Jim waved his thumb in Erica’s general direction.

“What does he tell you, he’s helping her prep her testimony? Does he tell you it’s business? They’re fucking, Isabel. They were fucking last spring, they are fucking now. Past tense, present tense. Come on, Mrs. D. If I figured it out, so did you.”

Madison could feel Amanda’s twitching eye on her, but she still didn’t want to look at anyone but her parents.

There was suddenly a lot of noise in the room, but the effort now required just to stand there, not to shake, meant that Madison couldn’t quite focus on anyone else, on all the other bodies around hers.

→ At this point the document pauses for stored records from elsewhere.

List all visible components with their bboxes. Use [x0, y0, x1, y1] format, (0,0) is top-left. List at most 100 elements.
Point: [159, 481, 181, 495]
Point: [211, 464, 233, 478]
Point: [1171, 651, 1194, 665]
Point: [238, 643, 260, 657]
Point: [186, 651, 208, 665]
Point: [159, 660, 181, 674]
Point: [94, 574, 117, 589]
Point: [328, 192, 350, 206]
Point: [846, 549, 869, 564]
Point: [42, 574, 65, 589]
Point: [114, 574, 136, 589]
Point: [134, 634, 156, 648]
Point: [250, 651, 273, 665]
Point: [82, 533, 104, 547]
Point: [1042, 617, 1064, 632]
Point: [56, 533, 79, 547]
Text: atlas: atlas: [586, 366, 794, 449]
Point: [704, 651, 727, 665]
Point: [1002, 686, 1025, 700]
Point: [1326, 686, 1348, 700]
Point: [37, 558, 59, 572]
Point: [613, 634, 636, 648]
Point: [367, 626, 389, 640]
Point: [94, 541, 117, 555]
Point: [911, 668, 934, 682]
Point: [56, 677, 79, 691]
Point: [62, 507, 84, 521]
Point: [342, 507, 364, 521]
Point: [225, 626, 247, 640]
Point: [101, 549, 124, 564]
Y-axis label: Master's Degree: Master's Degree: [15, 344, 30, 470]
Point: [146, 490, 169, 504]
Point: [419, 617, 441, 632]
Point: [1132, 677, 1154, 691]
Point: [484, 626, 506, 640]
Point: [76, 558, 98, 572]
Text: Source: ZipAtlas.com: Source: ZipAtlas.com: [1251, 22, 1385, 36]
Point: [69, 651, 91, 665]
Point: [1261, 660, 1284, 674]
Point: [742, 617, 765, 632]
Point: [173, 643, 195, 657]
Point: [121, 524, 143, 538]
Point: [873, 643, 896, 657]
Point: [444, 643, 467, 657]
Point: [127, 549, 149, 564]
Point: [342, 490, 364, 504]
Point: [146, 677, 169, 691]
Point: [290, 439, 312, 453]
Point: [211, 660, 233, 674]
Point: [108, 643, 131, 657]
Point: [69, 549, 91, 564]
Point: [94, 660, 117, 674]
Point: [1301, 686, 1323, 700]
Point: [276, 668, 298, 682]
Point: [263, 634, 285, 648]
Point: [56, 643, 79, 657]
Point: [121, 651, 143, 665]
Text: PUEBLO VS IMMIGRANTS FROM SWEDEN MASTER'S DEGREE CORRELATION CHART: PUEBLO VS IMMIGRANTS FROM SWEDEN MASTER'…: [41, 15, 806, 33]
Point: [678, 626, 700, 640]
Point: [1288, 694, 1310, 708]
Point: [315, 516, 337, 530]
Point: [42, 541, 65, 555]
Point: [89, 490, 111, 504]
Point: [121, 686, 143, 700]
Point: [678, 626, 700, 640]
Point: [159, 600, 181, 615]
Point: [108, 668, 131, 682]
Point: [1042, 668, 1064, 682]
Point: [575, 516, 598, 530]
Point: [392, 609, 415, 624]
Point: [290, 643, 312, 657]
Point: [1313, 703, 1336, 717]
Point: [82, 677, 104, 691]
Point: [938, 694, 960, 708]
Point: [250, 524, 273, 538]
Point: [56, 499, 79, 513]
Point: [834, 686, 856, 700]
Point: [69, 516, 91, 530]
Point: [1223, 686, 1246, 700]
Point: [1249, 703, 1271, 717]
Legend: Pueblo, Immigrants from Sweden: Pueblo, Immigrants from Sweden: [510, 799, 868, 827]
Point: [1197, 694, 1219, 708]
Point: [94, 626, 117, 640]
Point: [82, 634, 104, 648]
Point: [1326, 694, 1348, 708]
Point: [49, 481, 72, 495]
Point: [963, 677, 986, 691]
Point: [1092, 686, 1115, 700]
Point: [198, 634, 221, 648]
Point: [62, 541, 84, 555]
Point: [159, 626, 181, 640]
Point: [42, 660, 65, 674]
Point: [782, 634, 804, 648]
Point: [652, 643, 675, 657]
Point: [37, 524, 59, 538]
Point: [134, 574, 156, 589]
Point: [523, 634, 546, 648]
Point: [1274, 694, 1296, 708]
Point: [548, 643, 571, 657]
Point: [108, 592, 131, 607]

Somewhere near where she stood, her father tried to lunge at Jim. Amanda’s father intervened, just in time to keep them apart. Jake backed Bob up toward the wall and held him there. He whispered something in a low voice.

Jim tumbled away from them and bent over, his hands on his knees. He was wheezing, even though no one had actually touched him.

“Give it a rest,” he hacked, his breath rushing and receding. “We all trusted you. Everybody trusted you, and look at us now.” He waved a hand toward the mirrored wall, as if talking about their own astonished reflections rather than the actual people outside, the rest of the world.

“We thought you knew what you were—”

“We all did!” Bob screamed. “I did, too! We all did.”

He was so loud, and Madison could see something inside him slipping off a ledge, a fragile statue you touched with a fingertip, touched again, pushed and pushed and pushed until it toppled.

“Dad,” she said again, her voice softer even though she’d tried to keep it hard. “Look at me.”

He looked up, obedient. Jake let go of him.

“You promised me,” Madison said. Her father said nothing, and her mother was looking up to one corner of the ceiling. As if this were a scuffle between strangers, something that didn’t involve her in the slightest.

“Madison.” There was no warmth at all in her father’s tone, only warning.

She knew she couldn’t go any further, couldn’t actually beg him to repeat the things he’d said to her, alone. She couldn’t beseech him any more than this. I shouldn’t have to do this at all, she thought. He shouldn’t be making me beg him for anything. I asked him the exact question, and he told me: I’ve done nothing wrong.

“Would I lie to you?” Madison asked, mimicking his cadence from that first night in the kitchen.

Her father looked down, away from her. Like she was embarrassing him.